I collapsed, feebly murmuring that it was very interesting, but sad for the poor young fellow’s friends.

“Not necessarily,” said the old coaster. So he had the last word, and never again will I attempt to alter the ways of the genuine old coaster. What you have got to do with him is to be very thankful you have had the honour of knowing him.

Still I think we do over-estimate the value of the papaw, although I certainly did once myself hang the leg of a goat no mortal man could have got tooth into, on to a papaw tree with a bit of string for the night. In the morning it was clean gone, string and all; but whether it was the pepsine, the papaine, or a purloining pagan that was the cause of its departure there was no evidence to show.
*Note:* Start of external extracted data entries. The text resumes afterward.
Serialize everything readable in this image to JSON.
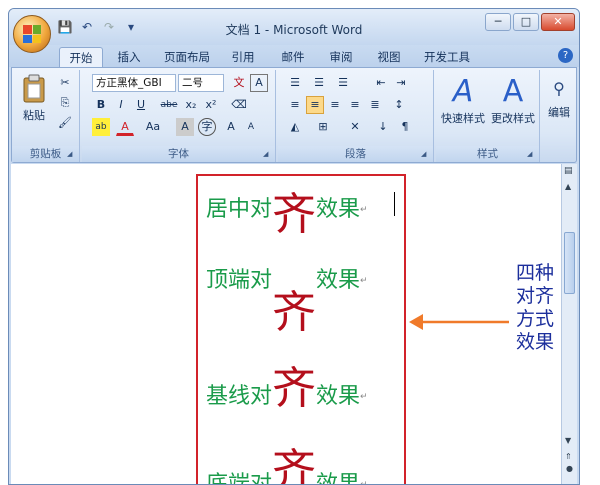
{
  "window": {
    "title": "文档 1 - Microsoft Word",
    "min": "─",
    "max": "□",
    "close": "✕"
  },
  "qat": {
    "save": "💾",
    "undo": "↶",
    "redo": "↷",
    "more": "▾"
  },
  "tabs": [
    "开始",
    "插入",
    "页面布局",
    "引用",
    "邮件",
    "审阅",
    "视图",
    "开发工具"
  ],
  "help": "?",
  "ribbon": {
    "clipboard": {
      "label": "剪贴板",
      "paste": "粘贴"
    },
    "font": {
      "label": "字体",
      "font_name": "方正黑体_GBI",
      "font_size": "二号",
      "buttons": [
        "B",
        "I",
        "U",
        "abe",
        "x₂",
        "x²",
        "A",
        "Aa",
        "A",
        "字",
        "A",
        "A"
      ]
    },
    "paragraph": {
      "label": "段落"
    },
    "styles": {
      "label": "样式",
      "quick": "快速样式",
      "change": "更改样式"
    },
    "editing": {
      "label": "编辑"
    }
  },
  "doc": {
    "lines": [
      {
        "pre": "居中对",
        "big": "齐",
        "post": "效果"
      },
      {
        "pre": "顶端对",
        "big": "齐",
        "post": "效果"
      },
      {
        "pre": "基线对",
        "big": "齐",
        "post": "效果"
      },
      {
        "pre": "底端对",
        "big": "齐",
        "post": "效果"
      }
    ],
    "note": [
      "四种",
      "对齐",
      "方式",
      "效果"
    ]
  },
  "colors": {
    "green": "#1a9b4a",
    "red": "#b40f1c",
    "frame": "#d2232a",
    "blue": "#1c2f9c",
    "arrow": "#f07a2a"
  }
}
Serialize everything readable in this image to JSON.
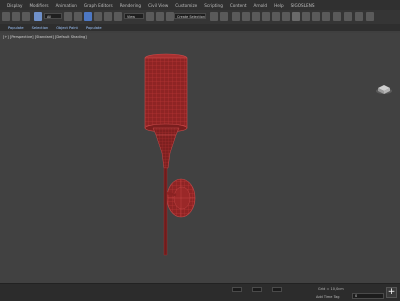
{
  "menu": [
    "Display",
    "Modifiers",
    "Animation",
    "Graph Editors",
    "Rendering",
    "Civil View",
    "Customize",
    "Scripting",
    "Content",
    "Arnold",
    "Help",
    "SIGOSLENS"
  ],
  "toolbar": {
    "filter_dropdown": "All",
    "view_dropdown": "View",
    "selection_set_dropdown": "Create Selection Se"
  },
  "ribbon": [
    "Populate",
    "Selection",
    "Object Paint",
    "Populate"
  ],
  "viewport": {
    "label": "[+] [Perspective] [Standard] [Default Shading]",
    "viewcube_button": "+"
  },
  "statusbar": {
    "grid_text": "Grid = 10,0cm",
    "add_time_tag": "Add Time Tag",
    "frame_value": "0"
  },
  "colors": {
    "wire": "#b32a2a",
    "fill": "#8e2424",
    "viewport_bg": "#414141"
  }
}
Yet I am myself, as Hans Breitmann says, “still skebdigal” as to the papaw, and I dare say you are too.

But I must forthwith stop writing about the Gold Coast, or I shall go on telling you stories and wasting your time, not to mention the danger of letting out those which would damage the nerves of the cultured of temperate climes, such as those relating to the youth who taught himself French from a six months’ method book; of the man who wore brass buttons; the moving story of three leeches and two gentlemen; the doctor up a creek; and the reason why you should not eat pork along here because all the natives have either got the guinea-worm, or kraw-kraw or ulcers; and then the pigs go and - dear me! it was a near thing that time. I’ll leave off at once.

CHAPTER II. FERNANDO PO AND THE BUBIS.

Giving some account of the occupation of this island by the whites and the manners and customs of the blacks peculiar to it.

Our outward voyage really terminated at Calabar, and it terminated gorgeously in fireworks and what not, in honour of the coming of Lady MacDonald, the whole settlement, white and black, turning out to do her honour to the best of its ability; and its ability in this direction was far greater than, from my previous knowledge of Coast conditions, I could have imagined possible. Before Sir Claude MacDonald settled down again to local work, he and Lady MacDonald crossed to Fernando Po, still in the Batanga, and I accompanied them, thus getting an opportunity of seeing something of Spanish official circles.